Тут начинались мамины воспоминания…
Самым тяжелым в детстве был голод. От него я часто падала в обмороки. Иногда они были от угара. Случались они, как на грех, без мамы. В то время она была уже на работе. Как-то раз я так упала с печи от голода, что сначала свалилась на гопчик, а с него тут же упала на пол, и по пути падения, махнув рукой, я задела ею горящую печку-буржуйку. Ожог был настолько сильный, что я потеряла сознание. Побежали за мамой на работу. Помню, как носила она меня на руках по избе, плакала навзрыд, причитала, дула на ожоги, а меня непрерывно рвало. Чем только не лечили мои ожоги, а они никак не заживали, пока кто-то не принес нам немецкий трофейный пластырь от ожогов. Их следы оставались заметны лет до тридцати.

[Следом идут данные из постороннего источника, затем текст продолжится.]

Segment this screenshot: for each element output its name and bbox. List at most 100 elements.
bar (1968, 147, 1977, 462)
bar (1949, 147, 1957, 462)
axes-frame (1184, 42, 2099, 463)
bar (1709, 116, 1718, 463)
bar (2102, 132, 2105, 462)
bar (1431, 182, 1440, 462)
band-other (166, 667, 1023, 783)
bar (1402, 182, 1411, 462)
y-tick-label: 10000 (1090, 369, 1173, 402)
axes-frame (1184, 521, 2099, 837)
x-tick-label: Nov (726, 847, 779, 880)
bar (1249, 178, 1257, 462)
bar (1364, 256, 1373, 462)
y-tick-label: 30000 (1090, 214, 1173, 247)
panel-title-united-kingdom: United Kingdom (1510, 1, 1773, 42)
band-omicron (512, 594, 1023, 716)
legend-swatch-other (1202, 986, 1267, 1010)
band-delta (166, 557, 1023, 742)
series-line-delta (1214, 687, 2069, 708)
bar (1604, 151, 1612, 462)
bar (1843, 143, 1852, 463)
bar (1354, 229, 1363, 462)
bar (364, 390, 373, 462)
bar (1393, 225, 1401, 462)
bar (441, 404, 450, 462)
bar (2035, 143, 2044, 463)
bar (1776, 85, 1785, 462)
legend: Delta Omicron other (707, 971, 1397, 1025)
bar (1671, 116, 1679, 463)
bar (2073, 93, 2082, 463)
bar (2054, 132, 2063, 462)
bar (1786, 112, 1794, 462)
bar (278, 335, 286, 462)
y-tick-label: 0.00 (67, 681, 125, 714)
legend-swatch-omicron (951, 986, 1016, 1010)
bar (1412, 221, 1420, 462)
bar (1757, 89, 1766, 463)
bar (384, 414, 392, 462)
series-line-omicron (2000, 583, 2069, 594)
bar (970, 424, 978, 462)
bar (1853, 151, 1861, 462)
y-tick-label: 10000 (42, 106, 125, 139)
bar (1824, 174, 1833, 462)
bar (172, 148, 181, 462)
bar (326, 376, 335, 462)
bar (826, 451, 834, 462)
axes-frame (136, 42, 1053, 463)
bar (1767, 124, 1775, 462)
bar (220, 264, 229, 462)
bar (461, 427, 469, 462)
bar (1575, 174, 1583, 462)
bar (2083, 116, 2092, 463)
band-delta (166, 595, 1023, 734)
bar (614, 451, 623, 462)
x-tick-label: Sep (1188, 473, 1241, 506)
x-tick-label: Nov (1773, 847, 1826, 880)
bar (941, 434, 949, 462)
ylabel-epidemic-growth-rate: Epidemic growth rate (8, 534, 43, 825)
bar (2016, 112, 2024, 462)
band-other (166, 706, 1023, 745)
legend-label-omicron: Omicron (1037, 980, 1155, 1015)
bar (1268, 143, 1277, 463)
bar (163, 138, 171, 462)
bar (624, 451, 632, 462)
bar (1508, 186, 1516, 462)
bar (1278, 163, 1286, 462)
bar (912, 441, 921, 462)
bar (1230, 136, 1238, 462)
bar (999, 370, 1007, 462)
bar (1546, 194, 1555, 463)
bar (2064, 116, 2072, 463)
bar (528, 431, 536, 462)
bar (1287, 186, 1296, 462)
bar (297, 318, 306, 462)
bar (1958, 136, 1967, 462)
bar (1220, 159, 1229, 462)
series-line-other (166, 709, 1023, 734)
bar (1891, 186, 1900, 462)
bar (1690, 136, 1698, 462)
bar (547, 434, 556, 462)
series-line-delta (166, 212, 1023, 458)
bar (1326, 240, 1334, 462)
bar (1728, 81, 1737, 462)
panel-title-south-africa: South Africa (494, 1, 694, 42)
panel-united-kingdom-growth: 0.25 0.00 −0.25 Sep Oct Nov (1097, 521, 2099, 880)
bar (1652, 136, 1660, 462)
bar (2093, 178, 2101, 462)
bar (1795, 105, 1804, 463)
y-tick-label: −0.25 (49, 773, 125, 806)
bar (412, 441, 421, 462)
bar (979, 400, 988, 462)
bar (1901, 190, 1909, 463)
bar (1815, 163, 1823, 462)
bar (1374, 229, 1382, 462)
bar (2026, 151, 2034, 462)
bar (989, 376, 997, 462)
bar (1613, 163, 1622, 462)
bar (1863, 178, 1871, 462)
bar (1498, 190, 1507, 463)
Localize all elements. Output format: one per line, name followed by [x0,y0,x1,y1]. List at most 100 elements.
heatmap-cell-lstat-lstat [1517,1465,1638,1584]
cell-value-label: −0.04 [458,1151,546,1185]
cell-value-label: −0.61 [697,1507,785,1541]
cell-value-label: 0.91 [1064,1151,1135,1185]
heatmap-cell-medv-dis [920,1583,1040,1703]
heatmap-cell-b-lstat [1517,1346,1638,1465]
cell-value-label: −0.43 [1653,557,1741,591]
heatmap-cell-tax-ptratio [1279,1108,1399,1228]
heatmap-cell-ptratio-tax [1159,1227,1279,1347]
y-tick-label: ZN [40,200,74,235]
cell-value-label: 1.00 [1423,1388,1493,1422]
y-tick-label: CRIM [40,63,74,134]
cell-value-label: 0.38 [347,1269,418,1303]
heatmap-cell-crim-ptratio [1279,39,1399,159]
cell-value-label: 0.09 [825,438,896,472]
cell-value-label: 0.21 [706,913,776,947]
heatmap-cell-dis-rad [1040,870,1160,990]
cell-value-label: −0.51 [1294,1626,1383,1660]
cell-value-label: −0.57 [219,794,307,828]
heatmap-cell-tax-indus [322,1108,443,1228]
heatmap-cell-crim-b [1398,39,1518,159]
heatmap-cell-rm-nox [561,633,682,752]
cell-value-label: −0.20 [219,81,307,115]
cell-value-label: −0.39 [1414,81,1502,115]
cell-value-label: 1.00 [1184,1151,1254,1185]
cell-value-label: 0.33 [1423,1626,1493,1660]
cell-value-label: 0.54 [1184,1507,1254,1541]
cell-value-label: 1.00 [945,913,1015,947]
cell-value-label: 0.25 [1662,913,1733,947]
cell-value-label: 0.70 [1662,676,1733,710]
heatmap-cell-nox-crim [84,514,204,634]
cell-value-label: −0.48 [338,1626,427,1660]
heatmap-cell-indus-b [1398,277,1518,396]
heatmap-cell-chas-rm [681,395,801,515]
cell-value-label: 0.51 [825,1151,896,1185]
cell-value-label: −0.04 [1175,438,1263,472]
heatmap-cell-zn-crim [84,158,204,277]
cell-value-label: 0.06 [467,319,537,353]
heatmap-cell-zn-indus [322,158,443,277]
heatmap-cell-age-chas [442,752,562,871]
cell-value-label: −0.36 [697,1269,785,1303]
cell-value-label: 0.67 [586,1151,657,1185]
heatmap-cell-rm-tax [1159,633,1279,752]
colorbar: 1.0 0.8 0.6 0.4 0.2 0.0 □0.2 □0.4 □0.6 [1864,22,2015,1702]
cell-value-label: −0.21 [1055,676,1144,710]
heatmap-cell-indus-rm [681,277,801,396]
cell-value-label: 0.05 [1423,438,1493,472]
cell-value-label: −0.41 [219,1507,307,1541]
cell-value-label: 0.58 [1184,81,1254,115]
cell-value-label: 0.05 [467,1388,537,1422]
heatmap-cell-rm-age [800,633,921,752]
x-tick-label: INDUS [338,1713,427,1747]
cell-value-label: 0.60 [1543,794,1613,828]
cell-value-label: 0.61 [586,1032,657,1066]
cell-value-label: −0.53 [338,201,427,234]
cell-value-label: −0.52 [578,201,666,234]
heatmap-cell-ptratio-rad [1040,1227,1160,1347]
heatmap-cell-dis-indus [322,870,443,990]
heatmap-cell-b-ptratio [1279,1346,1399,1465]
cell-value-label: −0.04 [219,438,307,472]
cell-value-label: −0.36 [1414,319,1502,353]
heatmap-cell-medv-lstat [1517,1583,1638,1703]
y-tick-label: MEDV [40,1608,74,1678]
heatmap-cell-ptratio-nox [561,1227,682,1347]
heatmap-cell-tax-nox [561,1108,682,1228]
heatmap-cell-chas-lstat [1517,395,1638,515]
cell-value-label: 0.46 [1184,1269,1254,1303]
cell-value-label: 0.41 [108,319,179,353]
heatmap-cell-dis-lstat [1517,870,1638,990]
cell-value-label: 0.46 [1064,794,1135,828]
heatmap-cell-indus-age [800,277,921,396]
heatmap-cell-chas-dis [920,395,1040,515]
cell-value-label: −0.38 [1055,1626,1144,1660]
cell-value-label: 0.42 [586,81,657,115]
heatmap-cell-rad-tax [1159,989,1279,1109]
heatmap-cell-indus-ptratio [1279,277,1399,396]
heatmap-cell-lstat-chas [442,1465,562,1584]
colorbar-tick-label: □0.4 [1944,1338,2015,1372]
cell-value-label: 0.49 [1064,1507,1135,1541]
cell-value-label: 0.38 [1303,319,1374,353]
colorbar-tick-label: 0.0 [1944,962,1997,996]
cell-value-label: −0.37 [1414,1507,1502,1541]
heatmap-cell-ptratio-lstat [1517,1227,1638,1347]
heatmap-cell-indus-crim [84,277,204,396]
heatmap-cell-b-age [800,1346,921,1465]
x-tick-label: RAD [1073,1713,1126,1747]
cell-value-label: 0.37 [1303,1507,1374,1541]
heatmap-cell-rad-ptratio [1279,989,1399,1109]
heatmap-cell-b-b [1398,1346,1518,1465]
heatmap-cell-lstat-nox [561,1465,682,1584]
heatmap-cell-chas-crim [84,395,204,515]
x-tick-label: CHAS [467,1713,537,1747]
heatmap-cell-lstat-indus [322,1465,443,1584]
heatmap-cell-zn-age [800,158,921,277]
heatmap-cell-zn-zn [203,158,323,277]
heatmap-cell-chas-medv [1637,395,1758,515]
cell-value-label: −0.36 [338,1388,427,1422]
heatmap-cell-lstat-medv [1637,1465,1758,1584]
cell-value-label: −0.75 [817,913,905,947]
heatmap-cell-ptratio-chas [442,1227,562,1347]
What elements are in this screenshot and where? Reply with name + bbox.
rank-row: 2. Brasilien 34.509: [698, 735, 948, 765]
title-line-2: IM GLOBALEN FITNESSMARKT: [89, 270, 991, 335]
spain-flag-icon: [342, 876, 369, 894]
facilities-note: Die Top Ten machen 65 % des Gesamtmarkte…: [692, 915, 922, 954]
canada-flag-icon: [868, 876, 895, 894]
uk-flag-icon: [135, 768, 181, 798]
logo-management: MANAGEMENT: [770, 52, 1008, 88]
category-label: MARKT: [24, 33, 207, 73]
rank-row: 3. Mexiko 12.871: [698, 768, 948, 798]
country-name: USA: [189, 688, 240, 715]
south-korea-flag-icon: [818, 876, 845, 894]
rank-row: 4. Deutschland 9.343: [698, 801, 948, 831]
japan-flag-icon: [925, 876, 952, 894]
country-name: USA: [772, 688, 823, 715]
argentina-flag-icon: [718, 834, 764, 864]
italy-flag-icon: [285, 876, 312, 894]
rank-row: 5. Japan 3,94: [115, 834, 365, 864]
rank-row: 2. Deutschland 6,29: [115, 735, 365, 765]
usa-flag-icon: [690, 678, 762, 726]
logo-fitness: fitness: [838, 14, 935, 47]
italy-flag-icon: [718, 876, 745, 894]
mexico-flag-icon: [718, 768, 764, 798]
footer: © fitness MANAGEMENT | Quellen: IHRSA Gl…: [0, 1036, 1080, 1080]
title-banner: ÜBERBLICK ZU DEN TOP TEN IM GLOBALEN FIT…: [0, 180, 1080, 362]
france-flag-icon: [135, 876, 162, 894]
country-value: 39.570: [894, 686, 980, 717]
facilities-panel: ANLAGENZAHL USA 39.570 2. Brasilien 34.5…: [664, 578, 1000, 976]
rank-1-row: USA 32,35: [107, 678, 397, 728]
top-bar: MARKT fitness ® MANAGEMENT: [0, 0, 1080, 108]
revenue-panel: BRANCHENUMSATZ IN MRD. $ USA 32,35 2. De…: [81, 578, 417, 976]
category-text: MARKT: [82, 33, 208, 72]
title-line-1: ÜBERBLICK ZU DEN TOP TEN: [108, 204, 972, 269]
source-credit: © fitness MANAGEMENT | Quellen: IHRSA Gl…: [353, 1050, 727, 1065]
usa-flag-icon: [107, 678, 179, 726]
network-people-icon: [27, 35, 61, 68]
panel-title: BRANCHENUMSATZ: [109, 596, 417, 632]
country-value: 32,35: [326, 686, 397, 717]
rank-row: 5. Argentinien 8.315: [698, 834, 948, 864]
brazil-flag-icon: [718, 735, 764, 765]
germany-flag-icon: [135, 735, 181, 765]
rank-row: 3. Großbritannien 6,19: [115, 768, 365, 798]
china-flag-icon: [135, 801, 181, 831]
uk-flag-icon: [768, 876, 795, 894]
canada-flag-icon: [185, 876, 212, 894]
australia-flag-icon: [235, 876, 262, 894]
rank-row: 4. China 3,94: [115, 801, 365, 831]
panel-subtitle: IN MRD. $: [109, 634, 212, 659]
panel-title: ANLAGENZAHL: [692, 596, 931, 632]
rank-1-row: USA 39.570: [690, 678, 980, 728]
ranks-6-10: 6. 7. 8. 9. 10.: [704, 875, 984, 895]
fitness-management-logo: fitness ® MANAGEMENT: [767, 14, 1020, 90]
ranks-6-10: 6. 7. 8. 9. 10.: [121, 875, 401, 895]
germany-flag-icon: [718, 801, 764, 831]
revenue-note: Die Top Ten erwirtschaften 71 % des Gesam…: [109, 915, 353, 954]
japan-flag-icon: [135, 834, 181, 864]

Чтобы сохранить больше тепла в избе, вьюшку обычно закрывали пораньше. Так берегли дрова, их катастрофически не хватало на долгую холодную зиму. Нередко меня после падений в обморок выносили на улицу и зарывали в копну сена, которая стояла посреди ограды. Глотнув свежего воздуха, я очухивалась, приходила в себя. После нескольких падений каким-то недетским умом я смекнула, что с полу мне надо вставать перед тем, как закроют вьюшку, иначе я угорю, а еще лучше самой выйти на улицу и вернуться домой только тогда, когда выстоится изба, пройдет угарный газ, разбежится народ по своим делам. В противном случае будет мне «прощай белый свет». У меня уже случались частые головные боли, шум в ушах, головокружение… После такой прогулки я войду в избу, и тетка Мария плеснет мне немного молока в кружку со словами: «Пей все, матери не оставляй, ты растешь». Я страдала от ее слов, но она, как часовой, стояла возле меня, пока я не выпью все молоко. Осталось на всю жизнь ощущение, что я рано начала жалеть маму. К тому же я сильно гонялась за ней. Мне надо было, чтоб она была рядом. Я уже знала, что мама уходила на работу голодной. Одета-обута была вовсе не по нашим жестоким морозам: серая короткая ватная фуфайка, изношенная коричневая шаль в клетку. Надевая ее, она всегда приговаривала: «Шаль-то у меня старых царей». На ногах были кирзовые сапоги, в них зимой сено или солома для тепла. После работы каждый вечер мама высыпала труху из сапог. Для тепла надевала она на себя все «юбчонки».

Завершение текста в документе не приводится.